Hukukçular yaptıkları açıklamada kentsel dönüşümde hızlı ve başarılı sonuç almanın yolunun doğru sözleşmeden geçtiğini belirtti.
Depremlerin yine gündemin birinci sırasına oturduğu İstanbul’da hukukçular, gündemden düşmeyen kentsel dönüşümün hızlı ve güvenli bir biçimde tamamlanabilmesi için söz konusu bu sürecin avukat denetiminde ve doğru sözleşmeyle yürütülmesi gerektiğini dile getirdi.
Konu ile ilgili olarak paylaşılan detaylara göre Marmara Denizi Silivri açıklarında yaşanan ve çevre şehirlerden de hissedilen 6,2 büyüklüğündeki deprem, mega kent İstanbul'da yaşanabilecek büyük yıkımı yeniden gündeme getirirken kentsel dönüşümle riskli yapıların yenilenmesinin önemini bir defa daha anımsattı.
Pek çok kişi tarafından merak edilen ve araştırılan kentsel dönüşüm sürecinin hukuki boyutları konusunda önemli açıklamalar yapan Kentsel Dönüşüm ve Hukuk Platformu Başkanı Prof. Dr. Gürsel Öngören, söz konusu bu sürece giren mülk sahiplerinin önce belediyeye gidip imar durumunu öğrenmeleri, daha sonra da uzman kişiyle yeni binanın maliyeti üzerine hesaplama yapmaları gerektiğini dile getirdi.
Konu ile ilgili olarak yaptığı açıklamada “Yarısı Bizden" Kampanyası kapsamında sunulan 100 bin Türk Lirası kira yardımı, 700 bin Türk Lirası hibe ve 700 bin Türk Lirası kredi desteğinin iyi değerlendirilmesi gerektiğini dile getiren Kentsel Dönüşüm ve Hukuk Platformu Başkanı Prof. Dr. Gürsel Öngören, sözleşme yapılmadan önce müteahhitle temel konularda mutabakata varılmasından sonra, bunun yazılı bir hale getirilmesi ve söz konusu sürecin mutlaka uzman avukat aracılığı ile yazılı inşaat sözleşmesiyle desteklenmesi gerektiğini belirtti.

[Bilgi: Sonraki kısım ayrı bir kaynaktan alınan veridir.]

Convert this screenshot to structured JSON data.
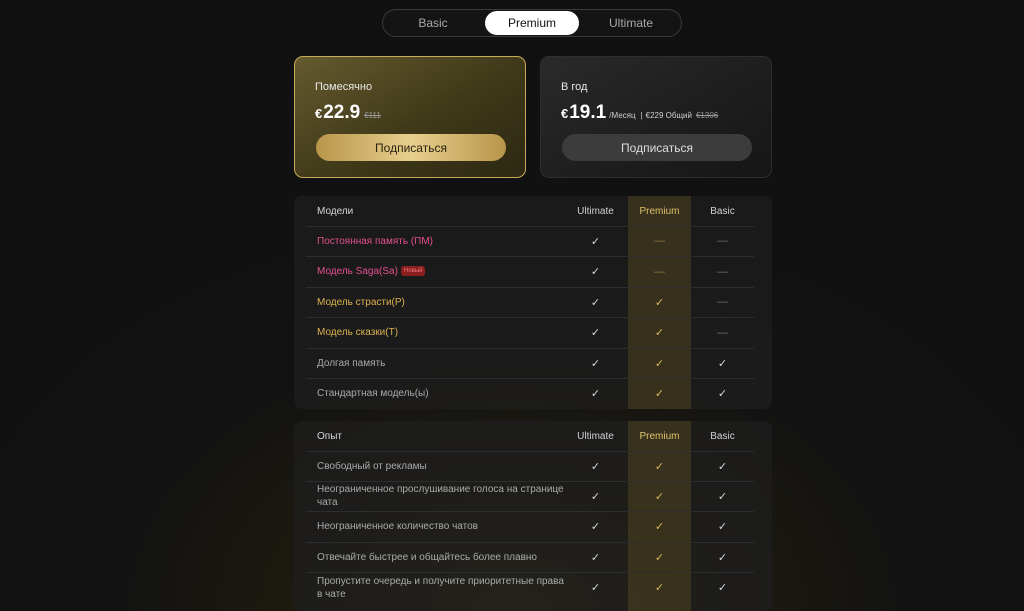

Kentsel Dönüşüm ve Hukuk Platformu Başkanı Prof. Dr. Gürsel Öngören konu ile ilgili olarak yaptığı açıklamada, yapıdaki arsa paylarının yüzde 51'ini temsil eden konut sahiplerinin anlaşması halinde kentsel dönüşümün bu anlaşma çerçevesinde gerçekleştirilebileceğini belirtti.
Açıklamasında ayrıca hak sahipleri arasında anlaşmayı kabul etmeyenler için yürütülecek olarak sürece ilişkin olarak da Kentsel Dönüşüm ve Hukuk Platformu Başkanı Prof. Dr. Gürsel Öngören şunları kaydetti: “Söz konusu binadaki 8 konut anlaşmış ve 2 konut bu anlaşmaya katılmıyorsa bu muhalif kişilerin konutları belediyeler tarafından 3. kişilere satılarak yeni maliklerin de sözleşmeye katılmasıyla dönüşüm yapılır.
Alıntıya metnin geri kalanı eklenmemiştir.